Утром Маркович пришел к Белогнутову. Дверь была открыта.
В глубине сарая, у торцевого окошка, Белогнутов возился на широком подоконнике с чем-то мелким. Близорукие любят кропотливое.
Согласно деревенской этике, ломиться в открытую дверь не годилось, следовало постучать в косяк. Маркович постоял, разглядывая толстые доски и потрескавшийся дерматин, уже нацелил было костяшки правой руки на косяк, но Белогнутов, не поворачиваясь, буднично и негромко спросил:
— Чего тебе, Морковка?
И это были первые слова, которые Белогнутов сказал Марковичу спустя сорок с лишним лет.
Маркович, престарелый ловелас, вальяжный, измеряющий время в женах («три жены тому назад»), робел, пока шел от своей избушки к сараю Белогнутова. Робел, потому что боялся разговора, боялся раскиснуть, размякнуть душой, но и жаждал этого раскисания. Теперь же, когда Белогнутов назвал его детским прозвищем, раскисание начало сбываться.
— Знал ты, что я к тебе приду? Знал? — шепотом, почти нежно, спросил он в широкую сутулую спину в клетчатой рубашке.
Белогнутов неопределенно повел плечами и продолжал, не оборачиваясь, возиться с мелкими железяками.
Маркович готовился обняться и поплакать вместе над тем, что жизнь, которую в молодости они жили наперегонки, прошла; девушка, серьезно любимая Белогнутовым и безумно влюбленная в Марковича, умерла, предварительно превратившись в бабушку; все пролетело мигом, «как взмах ресниц», а оба соперника встретились в непонятном деревенском приюте для одиноких мужиков.
— Отчего она умерла? — спросил Маркович.
— Надо полагать, от смерти, — спокойно ответил Белогнутов и помолчал. —
А смерть наступила от рака желудка. Умерла в Канаде, в хорошей клинике, в окружении детей и внуков, так что не переживай.
Надо было уходить. Глупо стоять так. Рядом с дверью в сарай росло много лесной малины, она так и лезла в сарай, словно страшилась близких холодов. Кончалось лето, последние, перезрелые, темные ягоды осыпались на траву. Маркович подобрал ягоду, съел и придумал узнать у Белогнутова, как он здесь оказался. Как, дескать, дошел ты, дружище, до жизни такой, полюбопытствовать бодрым голосом, но Белогнутов спросил первым, по-прежнему равнодушно, не оборачиваясь:
— Турнули детишки-то?
Имея в виду нескольких разбросанных по свету детей Марковича, которым до него не было никакого дела, как, впрочем, раньше и папе не было до них. У Марковича и Белогнутова было много общих знакомых, и какие-то слухи о жизни одного недруга то и дело доходили до другого.

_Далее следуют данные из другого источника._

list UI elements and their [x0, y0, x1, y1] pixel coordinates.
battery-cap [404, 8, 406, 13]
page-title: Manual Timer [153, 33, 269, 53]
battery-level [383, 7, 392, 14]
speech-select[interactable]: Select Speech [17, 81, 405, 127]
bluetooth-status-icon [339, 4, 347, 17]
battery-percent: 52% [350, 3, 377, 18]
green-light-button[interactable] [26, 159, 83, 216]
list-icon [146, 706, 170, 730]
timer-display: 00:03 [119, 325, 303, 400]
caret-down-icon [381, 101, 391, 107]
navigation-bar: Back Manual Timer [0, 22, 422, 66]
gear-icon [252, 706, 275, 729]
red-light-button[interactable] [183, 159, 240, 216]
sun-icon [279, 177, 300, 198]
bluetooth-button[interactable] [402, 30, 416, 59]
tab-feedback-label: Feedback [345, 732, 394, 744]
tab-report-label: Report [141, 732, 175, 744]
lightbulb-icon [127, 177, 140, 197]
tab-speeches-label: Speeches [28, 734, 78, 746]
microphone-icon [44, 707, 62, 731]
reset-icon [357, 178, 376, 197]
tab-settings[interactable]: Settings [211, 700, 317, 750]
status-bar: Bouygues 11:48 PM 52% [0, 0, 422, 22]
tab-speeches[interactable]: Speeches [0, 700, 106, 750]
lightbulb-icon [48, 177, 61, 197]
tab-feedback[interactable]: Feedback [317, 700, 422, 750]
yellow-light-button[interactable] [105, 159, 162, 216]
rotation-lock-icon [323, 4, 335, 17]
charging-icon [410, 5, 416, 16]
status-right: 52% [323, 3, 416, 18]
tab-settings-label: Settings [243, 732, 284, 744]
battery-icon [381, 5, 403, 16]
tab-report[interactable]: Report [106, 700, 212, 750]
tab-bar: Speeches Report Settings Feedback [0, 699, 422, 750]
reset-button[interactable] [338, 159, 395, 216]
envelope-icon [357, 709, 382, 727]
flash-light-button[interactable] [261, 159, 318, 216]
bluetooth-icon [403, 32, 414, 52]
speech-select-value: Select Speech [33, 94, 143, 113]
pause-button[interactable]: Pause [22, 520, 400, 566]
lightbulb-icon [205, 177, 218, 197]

Внутри Марковича поднялось знакомое, молодое чувство, как тогда, как прежде, когда Белогнутов начинал его дразнить.
— Ремонт, — вздохнул Маркович. — Капитальный. Две квартиры купил, теперь соединяю. Югославы возятся… Ленивые, дети юга… Конца-края не видно… А санатории все эти осточертели, да и туризм тоже… Я, знаешь, Андрюша, люблю простой деревенский отдых. Милое дело. Как выдастся свободная неделя — за руль и по малым городам России. Да что города! Знаешь, сколько у нас в средней полосе поселков, всех этих «Красный Май», «Октябрьский», «Лесное», где нет вообще ничего, а у женщин глаза, как у бездомных дворняжек? Я их так и называю — Найды. Найды вы мои…
— Мудак ты, Леня, — равнодушно сказал Белогнутов, встал и взял с полки потертый тощий бумажник. — Пошли, помянем.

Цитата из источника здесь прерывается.